Choose the experimental features you want to try

This document is an excerpt from the EUR-Lex website

Document 52012AE1387

Advies van het Europees Economisch en Sociaal Comité over het voorstel voor een richtlijn van het Europees Parlement en de Raad betreffende de handhaving van Richtlijn 96/71/EG betreffende de terbeschikkingstelling van werknemers met het oog op het verrichten van diensten (COM(2012) 131 final — 2012/0061 (COD))
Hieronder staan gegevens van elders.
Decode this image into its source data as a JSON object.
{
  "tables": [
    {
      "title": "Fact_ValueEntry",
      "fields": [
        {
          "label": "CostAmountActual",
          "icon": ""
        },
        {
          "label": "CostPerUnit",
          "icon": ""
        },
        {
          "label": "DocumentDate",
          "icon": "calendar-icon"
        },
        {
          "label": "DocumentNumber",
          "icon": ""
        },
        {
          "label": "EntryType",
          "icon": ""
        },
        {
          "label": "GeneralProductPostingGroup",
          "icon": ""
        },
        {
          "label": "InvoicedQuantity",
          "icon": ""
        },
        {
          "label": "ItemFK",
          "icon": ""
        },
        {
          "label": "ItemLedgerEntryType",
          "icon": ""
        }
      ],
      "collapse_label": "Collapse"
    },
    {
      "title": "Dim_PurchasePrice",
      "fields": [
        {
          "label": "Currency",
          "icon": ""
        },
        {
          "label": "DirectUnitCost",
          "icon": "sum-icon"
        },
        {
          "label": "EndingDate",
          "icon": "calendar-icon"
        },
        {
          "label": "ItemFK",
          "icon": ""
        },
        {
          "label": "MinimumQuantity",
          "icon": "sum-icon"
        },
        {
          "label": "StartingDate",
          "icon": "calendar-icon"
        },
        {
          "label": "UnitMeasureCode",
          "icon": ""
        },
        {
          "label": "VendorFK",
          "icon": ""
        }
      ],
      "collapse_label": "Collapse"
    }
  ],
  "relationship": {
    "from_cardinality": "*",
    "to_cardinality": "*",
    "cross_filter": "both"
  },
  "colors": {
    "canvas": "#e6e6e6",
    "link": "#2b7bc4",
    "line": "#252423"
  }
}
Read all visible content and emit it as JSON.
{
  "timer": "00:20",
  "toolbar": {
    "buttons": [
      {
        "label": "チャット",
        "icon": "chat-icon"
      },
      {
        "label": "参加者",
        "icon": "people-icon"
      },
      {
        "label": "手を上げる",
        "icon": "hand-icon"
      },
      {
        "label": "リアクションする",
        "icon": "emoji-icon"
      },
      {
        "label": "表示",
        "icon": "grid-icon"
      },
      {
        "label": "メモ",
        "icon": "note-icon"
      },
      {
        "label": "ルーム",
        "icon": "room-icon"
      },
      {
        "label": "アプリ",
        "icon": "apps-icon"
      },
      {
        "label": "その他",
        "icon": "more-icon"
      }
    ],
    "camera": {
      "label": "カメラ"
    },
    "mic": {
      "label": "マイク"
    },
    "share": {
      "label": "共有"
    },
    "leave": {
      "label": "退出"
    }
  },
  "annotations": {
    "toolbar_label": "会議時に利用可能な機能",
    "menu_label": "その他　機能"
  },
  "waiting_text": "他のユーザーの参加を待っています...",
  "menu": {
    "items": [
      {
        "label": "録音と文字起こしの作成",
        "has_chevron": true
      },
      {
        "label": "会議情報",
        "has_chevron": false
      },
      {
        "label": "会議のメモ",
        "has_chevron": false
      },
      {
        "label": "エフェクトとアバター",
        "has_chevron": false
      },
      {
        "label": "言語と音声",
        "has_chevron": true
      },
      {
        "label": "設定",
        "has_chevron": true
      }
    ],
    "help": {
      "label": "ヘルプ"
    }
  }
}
PB C 351 van 15.11.2012, p. 61–64 (BG, ES, CS, DA, DE, ET, EL, EN, FR, IT, LV, LT, HU, MT, NL, PL, PT, RO, SK, SL, FI, SV)

15.11.2012   

NL

Publicatieblad van de Europese Unie

C 351/61


Advies van het Europees Economisch en Sociaal Comité over het voorstel voor een richtlijn van het Europees Parlement en de Raad betreffende de handhaving van Richtlijn 96/71/EG betreffende de terbeschikkingstelling van werknemers met het oog op het verrichten van diensten

(COM(2012) 131 final — 2012/0061 (COD))

2012/C 351/13

Rapporteur: Thomas JANSON

Het Europees Parlement en de Raad hebben op respectievelijk 18 april en 25 april 2012 besloten om het Europees Economisch en Sociaal Comité overeenkomstig art. 304 van het Verdrag betreffende de werking van de Europese Unie (VWEU) te raadplegen over het

Voorstel voor een richtlijn van het Europees Parlement en de Raad betreffende de handhaving van Richtlijn 96/71/EG betreffende de terbeschikkingstelling van werknemers met het oog op het verrichten van diensten

COM(2012) 131 final — 2012/0061 COD.

De afdeling Werkgelegenheid, Sociale Zaken en Burgerschap, die met de voorbereidende werkzaamheden was belast, heeft haar advies op 27 juni 2012 goedgekeurd.

Het Comité heeft tijdens zijn op 18 en 19 september 2012 gehouden 483e zitting (vergadering van 19 september 2012) het volgende advies uitgebracht, dat met 219 stemmen vóór en 2 tegen, bij 8 onthoudingen, is goedgekeurd.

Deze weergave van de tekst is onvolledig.